Here in Beijing, the dismantling of pandemic restrictions has been followed by a spike in cases, though the end of mass testing and authorities’ decision to stop tracking asymptomatic infections renders official statistics practically useless.
Instead of the hustle and bustle of pre-Covid-19 times, China’s capital has the air of a city under lockdown. Events are being canceled, schools and restaurants are closed and many stores have empty shelves.
“Almost all of my colleagues have gotten sick and nobody wants to go to the office now.
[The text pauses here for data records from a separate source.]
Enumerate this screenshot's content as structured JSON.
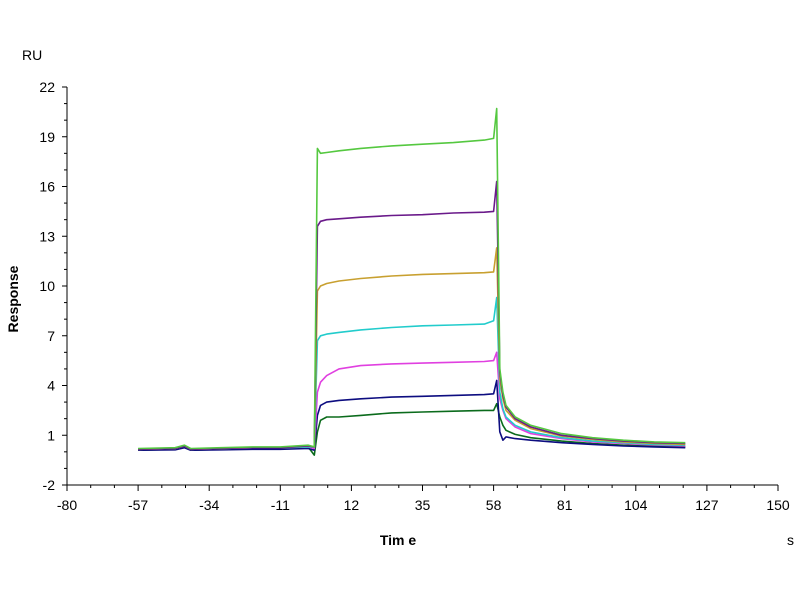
{
  "chart_data": {
    "type": "line",
    "title": "",
    "xlabel": "Tim e",
    "ylabel": "Response",
    "x_unit": "s",
    "y_unit": "RU",
    "xlim": [
      -80,
      150
    ],
    "ylim": [
      -2,
      22
    ],
    "xticks": [
      -80,
      -57,
      -34,
      -11,
      12,
      35,
      58,
      81,
      104,
      127,
      150
    ],
    "yticks": [
      -2,
      1,
      4,
      7,
      10,
      13,
      16,
      19,
      22
    ],
    "grid": false,
    "legend": "none",
    "series": [
      {
        "color": "#0b6b1c",
        "x": [
          -57,
          -45,
          -42,
          -40,
          -30,
          -20,
          -11,
          -2,
          0,
          1,
          2,
          4,
          8,
          15,
          25,
          35,
          45,
          55,
          58,
          59,
          60,
          61,
          62,
          65,
          70,
          80,
          90,
          100,
          110,
          120
        ],
        "y": [
          0.1,
          0.15,
          0.3,
          0.1,
          0.15,
          0.2,
          0.2,
          0.3,
          -0.2,
          1.2,
          1.9,
          2.1,
          2.1,
          2.2,
          2.35,
          2.4,
          2.45,
          2.5,
          2.5,
          2.9,
          2.1,
          1.6,
          1.3,
          1.05,
          0.85,
          0.65,
          0.5,
          0.4,
          0.35,
          0.3
        ]
      },
      {
        "color": "#0d0d80",
        "x": [
          -57,
          -45,
          -42,
          -40,
          -30,
          -20,
          -11,
          -2,
          0,
          1,
          2,
          4,
          8,
          15,
          25,
          35,
          45,
          55,
          58,
          59,
          60,
          61,
          62,
          65,
          70,
          80,
          90,
          100,
          110,
          120
        ],
        "y": [
          0.1,
          0.12,
          0.25,
          0.1,
          0.12,
          0.15,
          0.15,
          0.2,
          0.1,
          2.2,
          2.8,
          3.0,
          3.1,
          3.2,
          3.3,
          3.35,
          3.4,
          3.45,
          3.5,
          4.3,
          1.2,
          0.7,
          0.9,
          0.8,
          0.7,
          0.55,
          0.45,
          0.35,
          0.3,
          0.25
        ]
      },
      {
        "color": "#e040e0",
        "x": [
          -57,
          -45,
          -42,
          -40,
          -30,
          -20,
          -11,
          -2,
          0,
          1,
          2,
          4,
          8,
          15,
          25,
          35,
          45,
          55,
          58,
          59,
          60,
          61,
          62,
          65,
          70,
          80,
          90,
          100,
          110,
          120
        ],
        "y": [
          0.15,
          0.2,
          0.35,
          0.15,
          0.2,
          0.25,
          0.25,
          0.3,
          0.2,
          3.6,
          4.2,
          4.6,
          5.0,
          5.2,
          5.3,
          5.35,
          5.4,
          5.45,
          5.5,
          6.0,
          3.2,
          2.5,
          2.0,
          1.5,
          1.1,
          0.8,
          0.6,
          0.5,
          0.42,
          0.35
        ]
      },
      {
        "color": "#22cccc",
        "x": [
          -57,
          -45,
          -42,
          -40,
          -30,
          -20,
          -11,
          -2,
          0,
          1,
          2,
          4,
          8,
          15,
          25,
          35,
          45,
          55,
          58,
          59,
          60,
          61,
          62,
          65,
          70,
          80,
          90,
          100,
          110,
          120
        ],
        "y": [
          0.15,
          0.2,
          0.35,
          0.15,
          0.2,
          0.25,
          0.25,
          0.3,
          0.3,
          6.7,
          7.0,
          7.1,
          7.2,
          7.35,
          7.5,
          7.6,
          7.65,
          7.7,
          7.9,
          9.3,
          3.6,
          2.6,
          2.1,
          1.6,
          1.2,
          0.85,
          0.65,
          0.55,
          0.45,
          0.4
        ]
      },
      {
        "color": "#c8a030",
        "x": [
          -57,
          -45,
          -42,
          -40,
          -30,
          -20,
          -11,
          -2,
          0,
          1,
          2,
          4,
          8,
          15,
          25,
          35,
          45,
          55,
          58,
          59,
          60,
          61,
          62,
          65,
          70,
          80,
          90,
          100,
          110,
          120
        ],
        "y": [
          0.15,
          0.2,
          0.35,
          0.15,
          0.2,
          0.25,
          0.25,
          0.35,
          0.3,
          9.7,
          10.0,
          10.15,
          10.3,
          10.45,
          10.6,
          10.7,
          10.75,
          10.8,
          10.85,
          12.3,
          4.4,
          3.2,
          2.5,
          1.9,
          1.4,
          0.95,
          0.75,
          0.6,
          0.5,
          0.45
        ]
      },
      {
        "color": "#6a1a8a",
        "x": [
          -57,
          -45,
          -42,
          -40,
          -30,
          -20,
          -11,
          -2,
          0,
          1,
          2,
          4,
          8,
          15,
          25,
          35,
          45,
          55,
          58,
          59,
          60,
          61,
          62,
          65,
          70,
          80,
          90,
          100,
          110,
          120
        ],
        "y": [
          0.15,
          0.2,
          0.35,
          0.15,
          0.2,
          0.25,
          0.25,
          0.35,
          0.3,
          13.6,
          13.9,
          14.0,
          14.05,
          14.15,
          14.25,
          14.3,
          14.4,
          14.45,
          14.5,
          16.3,
          4.8,
          3.4,
          2.7,
          2.0,
          1.5,
          1.0,
          0.8,
          0.65,
          0.55,
          0.5
        ]
      },
      {
        "color": "#55c840",
        "x": [
          -57,
          -45,
          -42,
          -40,
          -30,
          -20,
          -11,
          -2,
          0,
          1,
          2,
          4,
          8,
          15,
          25,
          35,
          45,
          55,
          58,
          59,
          60,
          61,
          62,
          65,
          70,
          80,
          90,
          100,
          110,
          120
        ],
        "y": [
          0.2,
          0.25,
          0.4,
          0.2,
          0.25,
          0.3,
          0.3,
          0.4,
          0.3,
          18.3,
          18.0,
          18.05,
          18.15,
          18.3,
          18.45,
          18.55,
          18.65,
          18.8,
          18.9,
          20.7,
          5.0,
          3.6,
          2.8,
          2.1,
          1.6,
          1.1,
          0.85,
          0.7,
          0.6,
          0.55
        ]
      }
    ]
  }
}
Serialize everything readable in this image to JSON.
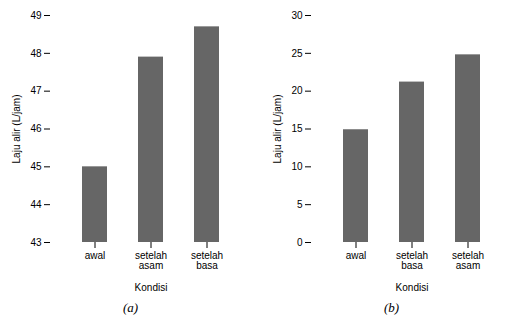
{
  "chart_data": [
    {
      "type": "bar",
      "categories": [
        "awal",
        "setelah\nasam",
        "setelah\nbasa"
      ],
      "values": [
        45,
        47.9,
        48.7
      ],
      "color": "#666666",
      "ylim": [
        43,
        49
      ],
      "yticks": [
        43,
        44,
        45,
        46,
        47,
        48,
        49
      ],
      "ylabel": "Laju alir (L/jam)",
      "xlabel": "Kondisi",
      "caption": "(a)",
      "grid": false
    },
    {
      "type": "bar",
      "categories": [
        "awal",
        "setelah\nbasa",
        "setelah\nasam"
      ],
      "values": [
        14.9,
        21.2,
        24.8
      ],
      "color": "#666666",
      "ylim": [
        0,
        30
      ],
      "yticks": [
        0,
        5,
        10,
        15,
        20,
        25,
        30
      ],
      "ylabel": "Laju alir (L/jam)",
      "xlabel": "Kondisi",
      "caption": "(b)",
      "grid": false
    }
  ]
}
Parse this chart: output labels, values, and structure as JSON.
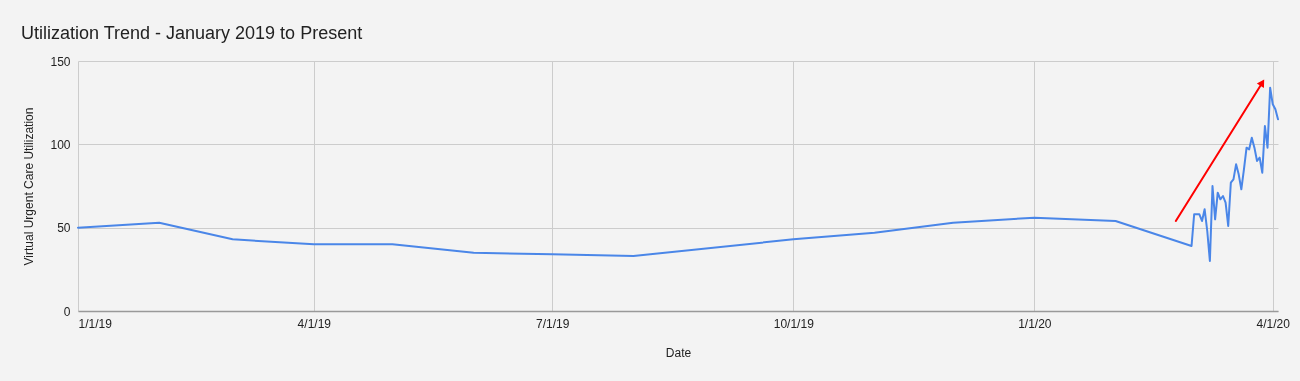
{
  "chart_data": {
    "type": "line",
    "title": "Utilization Trend - January 2019 to Present",
    "xlabel": "Date",
    "ylabel": "Virtual Urgent Care Utilization",
    "x": [
      "2019-01-01",
      "2019-02-01",
      "2019-03-01",
      "2019-04-01",
      "2019-05-01",
      "2019-06-01",
      "2019-07-01",
      "2019-08-01",
      "2019-10-01",
      "2019-11-01",
      "2019-12-01",
      "2020-01-01",
      "2020-02-01",
      "2020-03-01",
      "2020-03-02",
      "2020-03-03",
      "2020-03-04",
      "2020-03-05",
      "2020-03-06",
      "2020-03-07",
      "2020-03-08",
      "2020-03-09",
      "2020-03-10",
      "2020-03-11",
      "2020-03-12",
      "2020-03-13",
      "2020-03-14",
      "2020-03-15",
      "2020-03-16",
      "2020-03-17",
      "2020-03-18",
      "2020-03-19",
      "2020-03-20",
      "2020-03-21",
      "2020-03-22",
      "2020-03-23",
      "2020-03-24",
      "2020-03-25",
      "2020-03-26",
      "2020-03-27",
      "2020-03-28",
      "2020-03-29",
      "2020-03-30",
      "2020-03-31",
      "2020-04-01",
      "2020-04-02",
      "2020-04-03"
    ],
    "series": [
      {
        "color": "#4a86e8",
        "values": [
          50,
          53,
          43,
          40,
          40,
          35,
          34,
          33,
          43,
          47,
          53,
          56,
          54,
          39,
          58,
          58,
          58,
          54,
          61,
          48,
          30,
          75,
          55,
          71,
          67,
          69,
          65,
          51,
          77,
          79,
          88,
          82,
          73,
          85,
          98,
          97,
          104,
          98,
          90,
          92,
          83,
          111,
          98,
          134,
          124,
          121,
          115
        ]
      },
      {
        "type": "line",
        "color": "#ff0000",
        "x": [
          "2020-02-24",
          "2020-03-28"
        ],
        "values": [
          54,
          137
        ]
      }
    ],
    "xlim": [
      "2019-01-01",
      "2020-04-03"
    ],
    "ylim": [
      0,
      150
    ],
    "xticks": [
      {
        "value": "2019-01-01",
        "label": "1/1/19"
      },
      {
        "value": "2019-04-01",
        "label": "4/1/19"
      },
      {
        "value": "2019-07-01",
        "label": "7/1/19"
      },
      {
        "value": "2019-10-01",
        "label": "10/1/19"
      },
      {
        "value": "2020-01-01",
        "label": "1/1/20"
      },
      {
        "value": "2020-04-01",
        "label": "4/1/20"
      }
    ],
    "yticks": [
      0,
      50,
      100,
      150
    ],
    "grid": true
  }
}
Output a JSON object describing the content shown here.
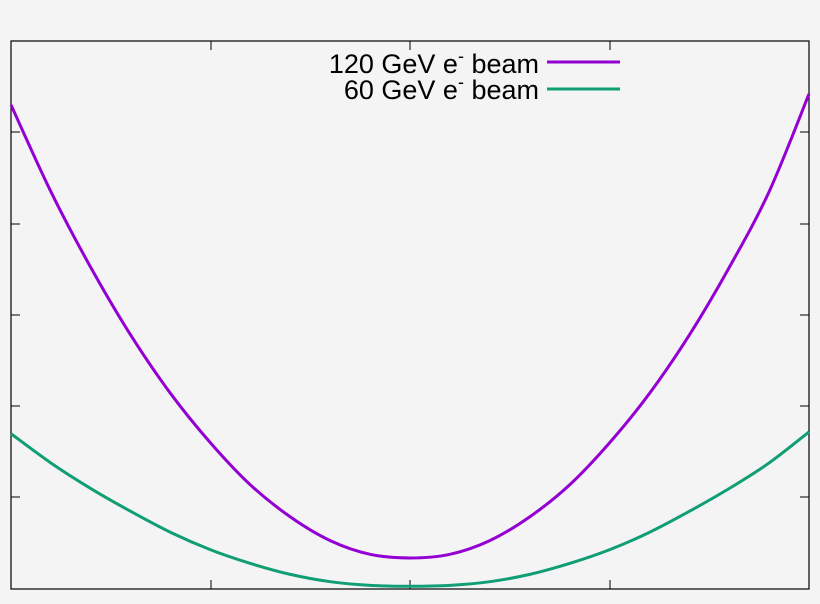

It has been spreading very quickly, faster than any of us expected,” a Beijing resident identifying herself only as Qingxia tells EFE.
As a rationale for flipping from zero-Covid to “living with Covid,” the ruling Communist Party maintains that the spread of the ostensibly mild Omicron variant of Covid-19 will culminate in a “Covid exit wave” allowing China to return to “pre-epidemic conditions” by the middle of next year.
“People are not entirely clear about how to cope with the situation because it has not been experienced here until now,” Qingxia says.
Authorities in Beijing have opened additional “fever centers” to treat Covid-19 patients, acknowledging that “the explosion of cases is exercising great pressure on the medical services.”
People with “mild” infections are encouraged to go to hospitals or clinics only as a last resort.
Analysts suggest that economic activity will remain subdued for several months as families try to limit their exposure to the virus, a theory supported by figures showing that retail sales are down 5.9 percent from this time last year.
“The scale of the Chinese economy leads us to think that if there are no setbacks that force a retreat, it will regain its normal impetus in an short time,” Spanish researcher Xulio Rios, director of the Chinese Policy Observatory, told EFE.